Le fait que la date de l'opération tombe un jour de shabbat en Israël et partout dans le monde juif n’est pas le fruit du hasard ?

Il n'est pas nécessairement déterminant. Le calendrier coïncide surtout avec une phase particulière du contexte intérieur iranien. L’opération intervient à l’issue de la période commémorative de deuil de quarante jours dans la culture chiite, après la répression de début janvier par le régime.

Par ailleurs, la rentrée universitaire s’est accompagnée d’une reprise des mouvements de contestation dans les grandes universités du pays, avec des slogans hostiles au régime et des gestes symboliques forts comme le fait de brûler des drapeaux de la République islamique. Cette conjonction crée ce qui peut être perçu comme une fenêtre d’opportunité : agir à un moment où la contestation interne reprend de l’ampleur. L’idée pourrait être de ne pas rater cette nouvelle occasion d'appuyer ce mouvement. D’ailleurs, dans ses déclarations, Donald Trump appelle explicitement la population iranienne à prendre son destin en main, en tirant parti de l’opération en cours.

Que sait-on sur les premières cibles visées par les Israéliens ?

Il existe, de toute évidence, une forme de répartition des rôles. Les Israéliens, qui disposent de relais à l’intérieur du pays, se concentrent prioritairement sur les cibles à haute valeur stratégique ("high value targets"), c’est-à-dire les commandants des Gardiens de la révolution, les responsables politiques de premier plan et les figures clés de l’appareil sécuritaire. Les premières frappes auraient ainsi visé des centres névralgiques du pouvoir, notamment des bâtiments liés au guide suprême, à la présidence, ainsi que certains ministères et responsables identifiés pour leur rôle central dans la répression. Le guide suprême aurait été mis en sécurité, mais d’autres responsables semblent avoir été atteints.

Le ciblage des principales figures du régime relève davantage du savoir-faire israélien, avec une forte capacité d'infiltration du système sécuritaire iranien, notamment grâce à la présence et aux réseaux du Mossad. Cela lui permet d’identifier avec précision les profils stratégiques à neutraliser, comme c'était le cas lors de la guerre des douze jours.

Et du côté américain ?

Les États-Unis sembleraient privilégier des objectifs plus structurels, consistant à neutraliser les infrastructures stratégiques majeures et à affaiblir en profondeur les possibilités de réplique du régime iranien : bases militaires, capacités navales — Donald Trump ayant lui-même évoqué la possibilité de neutraliser la marine — et notamment les bases de missiles.
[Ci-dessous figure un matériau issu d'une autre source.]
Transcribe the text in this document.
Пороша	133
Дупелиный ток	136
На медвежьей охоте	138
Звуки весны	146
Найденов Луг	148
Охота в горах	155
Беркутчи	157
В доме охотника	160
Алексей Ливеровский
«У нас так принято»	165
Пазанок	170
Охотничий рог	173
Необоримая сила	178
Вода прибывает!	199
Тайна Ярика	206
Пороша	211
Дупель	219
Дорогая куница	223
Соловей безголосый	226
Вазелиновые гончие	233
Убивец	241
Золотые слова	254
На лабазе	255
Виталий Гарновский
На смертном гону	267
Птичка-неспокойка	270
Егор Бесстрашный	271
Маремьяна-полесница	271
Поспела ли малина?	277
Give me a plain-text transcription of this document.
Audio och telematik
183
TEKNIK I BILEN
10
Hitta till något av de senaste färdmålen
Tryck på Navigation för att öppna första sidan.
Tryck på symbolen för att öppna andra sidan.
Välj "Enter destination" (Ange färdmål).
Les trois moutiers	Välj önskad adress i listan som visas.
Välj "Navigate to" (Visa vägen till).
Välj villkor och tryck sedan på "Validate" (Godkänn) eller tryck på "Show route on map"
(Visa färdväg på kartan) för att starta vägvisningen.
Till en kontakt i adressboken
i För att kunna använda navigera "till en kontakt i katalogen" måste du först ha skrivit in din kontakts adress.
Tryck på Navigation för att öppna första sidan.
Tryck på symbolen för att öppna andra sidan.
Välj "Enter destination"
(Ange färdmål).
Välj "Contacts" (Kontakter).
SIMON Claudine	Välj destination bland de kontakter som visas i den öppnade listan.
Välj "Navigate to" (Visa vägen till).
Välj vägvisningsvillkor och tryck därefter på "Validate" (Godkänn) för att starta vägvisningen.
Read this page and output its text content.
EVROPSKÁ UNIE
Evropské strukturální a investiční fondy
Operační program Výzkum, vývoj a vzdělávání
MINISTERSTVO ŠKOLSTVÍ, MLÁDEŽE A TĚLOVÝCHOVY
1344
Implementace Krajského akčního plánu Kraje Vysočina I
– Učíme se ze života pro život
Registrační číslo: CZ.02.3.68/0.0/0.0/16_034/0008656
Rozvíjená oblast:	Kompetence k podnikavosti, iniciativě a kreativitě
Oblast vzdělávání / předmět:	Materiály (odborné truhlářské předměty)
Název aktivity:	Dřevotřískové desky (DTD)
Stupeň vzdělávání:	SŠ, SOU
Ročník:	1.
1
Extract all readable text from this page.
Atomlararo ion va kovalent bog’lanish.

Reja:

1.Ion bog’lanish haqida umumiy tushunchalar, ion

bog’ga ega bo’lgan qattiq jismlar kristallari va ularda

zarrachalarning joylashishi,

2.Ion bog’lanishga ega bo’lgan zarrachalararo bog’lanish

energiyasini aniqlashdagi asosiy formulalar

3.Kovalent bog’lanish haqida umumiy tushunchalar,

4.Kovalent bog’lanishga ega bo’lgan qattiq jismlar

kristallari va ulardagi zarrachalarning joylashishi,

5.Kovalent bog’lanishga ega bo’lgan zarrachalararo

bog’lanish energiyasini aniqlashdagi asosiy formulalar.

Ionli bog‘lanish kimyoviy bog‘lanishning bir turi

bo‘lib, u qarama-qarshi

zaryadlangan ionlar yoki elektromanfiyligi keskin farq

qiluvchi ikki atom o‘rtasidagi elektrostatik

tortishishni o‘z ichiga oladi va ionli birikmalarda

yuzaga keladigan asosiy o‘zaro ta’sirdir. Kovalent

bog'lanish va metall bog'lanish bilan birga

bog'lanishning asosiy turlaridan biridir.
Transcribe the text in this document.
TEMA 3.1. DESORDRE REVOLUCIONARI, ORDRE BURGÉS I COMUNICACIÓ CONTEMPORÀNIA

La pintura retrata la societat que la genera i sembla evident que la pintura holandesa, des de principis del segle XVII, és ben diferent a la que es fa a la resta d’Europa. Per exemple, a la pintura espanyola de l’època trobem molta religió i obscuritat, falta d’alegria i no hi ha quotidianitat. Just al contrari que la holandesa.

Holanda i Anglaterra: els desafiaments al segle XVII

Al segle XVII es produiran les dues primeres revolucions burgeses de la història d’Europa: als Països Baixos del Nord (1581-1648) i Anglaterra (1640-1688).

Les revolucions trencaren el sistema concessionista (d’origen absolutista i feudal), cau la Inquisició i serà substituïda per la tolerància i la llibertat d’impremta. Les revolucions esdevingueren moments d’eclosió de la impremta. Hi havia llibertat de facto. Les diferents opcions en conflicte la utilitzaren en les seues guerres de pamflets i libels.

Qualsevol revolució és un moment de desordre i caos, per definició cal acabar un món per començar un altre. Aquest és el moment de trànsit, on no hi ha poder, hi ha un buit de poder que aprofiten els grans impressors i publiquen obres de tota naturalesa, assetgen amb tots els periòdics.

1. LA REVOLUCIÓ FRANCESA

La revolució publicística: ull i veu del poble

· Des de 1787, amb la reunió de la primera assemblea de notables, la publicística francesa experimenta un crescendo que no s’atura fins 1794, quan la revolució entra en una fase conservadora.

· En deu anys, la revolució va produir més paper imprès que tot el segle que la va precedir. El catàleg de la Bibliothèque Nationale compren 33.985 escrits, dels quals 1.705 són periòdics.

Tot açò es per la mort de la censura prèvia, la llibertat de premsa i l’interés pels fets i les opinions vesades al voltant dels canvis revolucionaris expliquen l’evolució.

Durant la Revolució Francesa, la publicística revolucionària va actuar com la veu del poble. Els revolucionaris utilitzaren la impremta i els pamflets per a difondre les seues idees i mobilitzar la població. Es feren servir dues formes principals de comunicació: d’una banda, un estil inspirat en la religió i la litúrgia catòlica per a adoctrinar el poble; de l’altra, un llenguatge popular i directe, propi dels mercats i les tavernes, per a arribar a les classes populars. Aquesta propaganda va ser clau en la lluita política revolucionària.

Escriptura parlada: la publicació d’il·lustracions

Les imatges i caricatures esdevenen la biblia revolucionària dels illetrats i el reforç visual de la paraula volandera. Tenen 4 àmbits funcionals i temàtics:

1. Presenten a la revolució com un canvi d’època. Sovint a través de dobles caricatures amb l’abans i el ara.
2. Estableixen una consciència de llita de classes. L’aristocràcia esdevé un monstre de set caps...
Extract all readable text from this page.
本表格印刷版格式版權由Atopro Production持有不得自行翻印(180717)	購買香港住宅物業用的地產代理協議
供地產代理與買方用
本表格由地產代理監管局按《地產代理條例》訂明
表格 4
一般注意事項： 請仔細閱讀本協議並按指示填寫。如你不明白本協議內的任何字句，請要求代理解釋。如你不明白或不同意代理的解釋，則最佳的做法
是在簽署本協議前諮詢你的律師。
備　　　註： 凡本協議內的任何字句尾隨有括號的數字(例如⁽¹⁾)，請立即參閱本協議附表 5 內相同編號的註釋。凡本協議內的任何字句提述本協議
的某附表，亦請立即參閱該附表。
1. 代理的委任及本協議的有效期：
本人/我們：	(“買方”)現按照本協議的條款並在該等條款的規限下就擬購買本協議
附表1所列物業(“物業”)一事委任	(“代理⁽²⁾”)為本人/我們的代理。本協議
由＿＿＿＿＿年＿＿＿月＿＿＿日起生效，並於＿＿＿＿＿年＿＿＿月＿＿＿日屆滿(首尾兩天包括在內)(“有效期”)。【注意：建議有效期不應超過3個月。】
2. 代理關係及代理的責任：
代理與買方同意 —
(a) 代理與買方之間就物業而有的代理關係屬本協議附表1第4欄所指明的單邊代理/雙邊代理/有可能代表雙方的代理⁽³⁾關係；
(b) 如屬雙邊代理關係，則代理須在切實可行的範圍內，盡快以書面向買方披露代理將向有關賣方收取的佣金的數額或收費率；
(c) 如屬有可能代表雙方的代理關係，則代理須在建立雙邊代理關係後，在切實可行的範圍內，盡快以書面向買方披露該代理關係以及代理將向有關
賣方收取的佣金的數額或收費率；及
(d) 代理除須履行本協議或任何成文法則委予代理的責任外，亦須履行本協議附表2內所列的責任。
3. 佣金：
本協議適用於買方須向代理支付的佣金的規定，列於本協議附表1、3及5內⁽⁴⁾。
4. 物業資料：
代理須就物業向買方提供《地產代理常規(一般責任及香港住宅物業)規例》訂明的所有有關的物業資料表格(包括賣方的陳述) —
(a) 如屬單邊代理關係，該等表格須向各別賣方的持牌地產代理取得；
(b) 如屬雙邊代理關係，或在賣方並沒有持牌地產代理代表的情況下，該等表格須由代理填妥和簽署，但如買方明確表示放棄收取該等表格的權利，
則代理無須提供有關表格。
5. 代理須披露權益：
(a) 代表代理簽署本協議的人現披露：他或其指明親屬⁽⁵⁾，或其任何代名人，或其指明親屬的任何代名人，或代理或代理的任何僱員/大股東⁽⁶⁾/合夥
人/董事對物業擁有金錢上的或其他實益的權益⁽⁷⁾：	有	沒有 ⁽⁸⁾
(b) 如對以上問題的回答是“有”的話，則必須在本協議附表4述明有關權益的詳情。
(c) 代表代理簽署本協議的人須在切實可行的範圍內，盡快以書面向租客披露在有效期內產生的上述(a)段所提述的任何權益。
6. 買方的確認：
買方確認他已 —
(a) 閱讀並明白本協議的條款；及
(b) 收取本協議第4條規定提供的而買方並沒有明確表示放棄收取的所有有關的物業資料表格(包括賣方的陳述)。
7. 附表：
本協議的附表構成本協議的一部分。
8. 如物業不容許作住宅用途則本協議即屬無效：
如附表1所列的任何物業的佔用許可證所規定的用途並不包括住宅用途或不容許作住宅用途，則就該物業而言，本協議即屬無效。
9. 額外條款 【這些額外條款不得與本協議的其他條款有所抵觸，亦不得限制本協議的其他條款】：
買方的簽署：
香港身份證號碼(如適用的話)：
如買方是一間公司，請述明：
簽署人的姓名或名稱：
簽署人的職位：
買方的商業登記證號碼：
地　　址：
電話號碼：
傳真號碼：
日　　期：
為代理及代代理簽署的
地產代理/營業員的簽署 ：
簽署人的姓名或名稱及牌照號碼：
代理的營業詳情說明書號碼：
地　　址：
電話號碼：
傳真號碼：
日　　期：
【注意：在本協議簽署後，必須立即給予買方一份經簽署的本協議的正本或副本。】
Dans ce contexte, seuls les États-Unis disposent des moyens militaires permettant d’assurer une couverture régionale de grande ampleur : avions de surveillance de type AWACS, dispositifs antimissiles intégrés, groupes aéronavals et systèmes de défense déployés autour des porte-avions.

S’oriente-t-on vers une opération plus longue que la guerre des douze jours ?

Il s’agit d’une opération de très grande envergure. La planification s’étend potentiellement sur plusieurs semaines, et elle ne se limite pas à un simple raid ponctuel comme en juin dernier. Ce n’est pas un "one-shot" : l’objectif relève d’une stratégie de guerre d’attrition et de haute intensité.

L’intention est de mettre le régime à genoux, non pas par la seule force aérienne, mais en provoquant virtuellement un effondrement interne, ce qui pourrait créer un espace pour que la population exerce une pression décisive.

L’objectif est-il clairement d’opérer un "regime change" ?

La question du changement de régime est présente, mais elle ne suit pas la même logique que le modèle irakien, avec une intervention directe de troupes au sol. L’approche repose plutôt sur l’émergence éventuelle d’un acteur capable de conduire une transition politique ordonnée susceptible d'éviter le chaos.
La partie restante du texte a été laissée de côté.